(Nanowerk Spotlight) Light passing through most transparent materials, like glass lenses or windows, behaves the same way regardless of which direction it travels. This property, known as Lorentz reciprocity, governs most optical systems except special cases involving magneto-optic effects, nonlinear responses, or temporal modulation.
Scientists can manipulate various properties of light using metasurfaces – engineered surfaces covered with patterns of structures smaller than the wavelength of light. These surfaces can control light’s amplitude, phase (timing of light waves), and polarization (orientation of light’s electric field oscillations). However, creating a single device that processes light differently depending on its direction of travel, while maintaining reciprocity, has remained challenging.
Researchers from KAIST in South Korea have developed an optical device that can produce four distinct light patterns based on illumination direction and polarization state. Their system uses two precisely engineered layers of silicon nanostructures separated by a polymer spacer. The lower silicon layer measures 790 nanometers in height, while the upper layer is 700 nanometers, with a 1,300-nanometer SU-8 polymer spacer between them.
Schematics of a device featuring asymmetric transmission. a) Device operating as a magnifying lens for back-side illumination. b) Device operating as a polarization camera for front-side illumination. The colors represent the polarization states of light, as described in a subsequent section. (Image: Reprinted from DOI:10.1002/adma.202406717, CC BY)
The research team demonstrated their technology by creating surfaces that generate different vectorial holograms – patterns containing both intensity and polarization information. In one configuration, the device produced images of a butterfly and grasshopper when illuminated from the front with specific polarization states, and images of a ladybug and beetle when illuminated from the back with different polarization states.
To overcome fundamental constraints in asymmetric transmission, the researchers partitioned the transmission space into upper and lower half-spaces. They used only the upper half-space as the active target spatial channel, while the lower half-space was blocked or ignored. This approach allowed them to achieve four independent vector functionalities within the maximum target volume.
The experimental devices achieved numerical efficiencies of 31.9%, 52.8%, 44.0%, and 34.4% for the four vectorial holographic images, assuming ideal conditions with unity transmission. These efficiency levels represent the ratio of power in the target spatial channel to input power.
The team enhanced their system’s capabilities by integrating it with computational vector polarizers – arrays of pixelated virtual polarizers. This combination enabled them to encode multiple binary images within single polarization patterns. The system stores information using the way different polarization states interact with three mutually perpendicular polarizer orientations, creating eight distinct possibilities on the Poincaré sphere (a mathematical representation of polarization states).

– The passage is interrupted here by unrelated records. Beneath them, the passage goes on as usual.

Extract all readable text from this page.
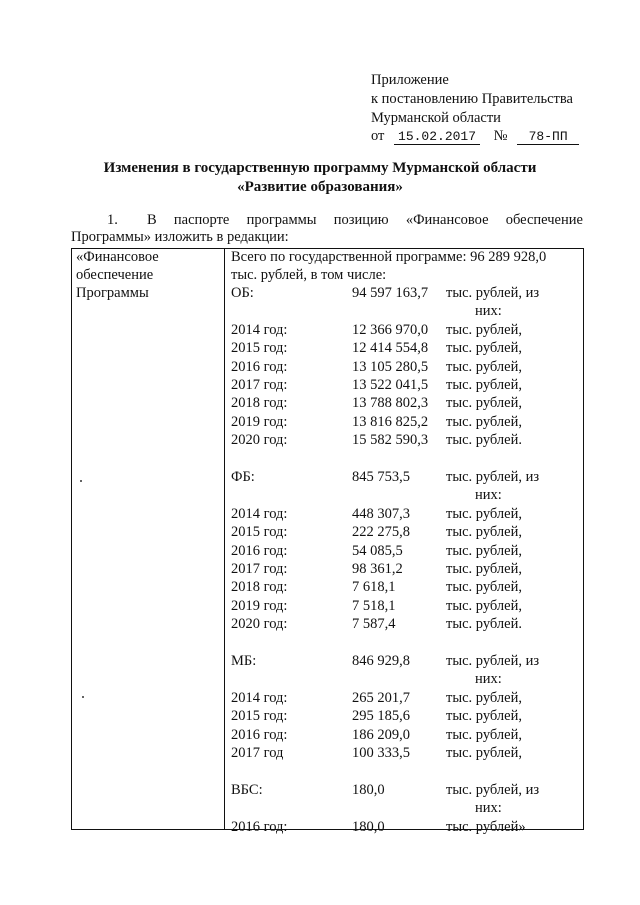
Приложение
к постановлению Правительства
Мурманской области
от 15.02.2017 № 78-ПП
Изменения в государственную программу Мурманской области
«Развитие образования»
1. В паспорте программы позицию «Финансовое обеспечение
Программы» изложить в редакции:
«Финансовое
обеспечение
Программы
Всего по государственной программе: 96 289 928,0
тыс. рублей, в том числе:
ОБ:	94 597 163,7 тыс. рублей, из
них:
2014 год:	12 366 970,0 тыс. рублей,
2015 год:	12 414 554,8 тыс. рублей,
2016 год:	13 105 280,5 тыс. рублей,
2017 год:	13 522 041,5 тыс. рублей,
2018 год:	13 788 802,3 тыс. рублей,
2019 год:	13 816 825,2 тыс. рублей,
2020 год:	15 582 590,3 тыс. рублей.
ФБ:	845 753,5 тыс. рублей, из
них:
2014 год:	448 307,3 тыс. рублей,
2015 год:	222 275,8 тыс. рублей,
2016 год:	54 085,5	тыс. рублей,
2017 год:	98 361,2	тыс. рублей,
2018 год:	7 618,1	тыс. рублей,
2019 год:	7 518,1	тыс. рублей,
2020 год:	7 587,4	тыс. рублей.
МБ:	846 929,8 тыс. рублей, из
них:
2014 год:	265 201,7 тыс. рублей,
2015 год:	295 185,6 тыс. рублей,
2016 год:	186 209,0 тыс. рублей,
2017 год	100 333,5 тыс. рублей,
ВБС:	180,0	тыс. рублей, из
них:
2016 год:	180,0	тыс. рублей»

In their encryption demonstration, the researchers created devices generating 8-by-8 and 10-by-10 pixelated polarization patterns. When measured and decoded using the correct computational polarization filters, these patterns revealed hidden binary images with 85.9% accuracy across 12 decoded images.
The researchers also demonstrated integration with multi-plane holography, generating vectorial holographic images in both the far-field region and at specific distances (Fresnel diffraction regime) from the device. This showed how the technology could create different patterns at various distances while maintaining directional control.
The bi-layer metasurface structure consists of silicon nanoposts with carefully controlled dimensions. The lengths of the major and minor axes of these posts were restricted to between 100 and 350 nanometers for fabrication feasibility. The researchers used materials with specific optical properties: silicon with a complex refractive index of 3.61 + 0.0066i, SiO2 with refractive index 1.45, and SU-8 polymer with refractive index 1.56.
This advance in optical control creates new possibilities for secure communications and data protection. The ability to encode multiple patterns in a single optical element, accessible only under specific illumination conditions, could strengthen security features for authentication applications.
The researchers suggest their technology could be enhanced through integration with active materials, mechanical reconfiguration, or nonreciprocal optical systems. The efficiency could potentially be improved using neural network-based flexible nanostructure design and fabrication-conscious approaches.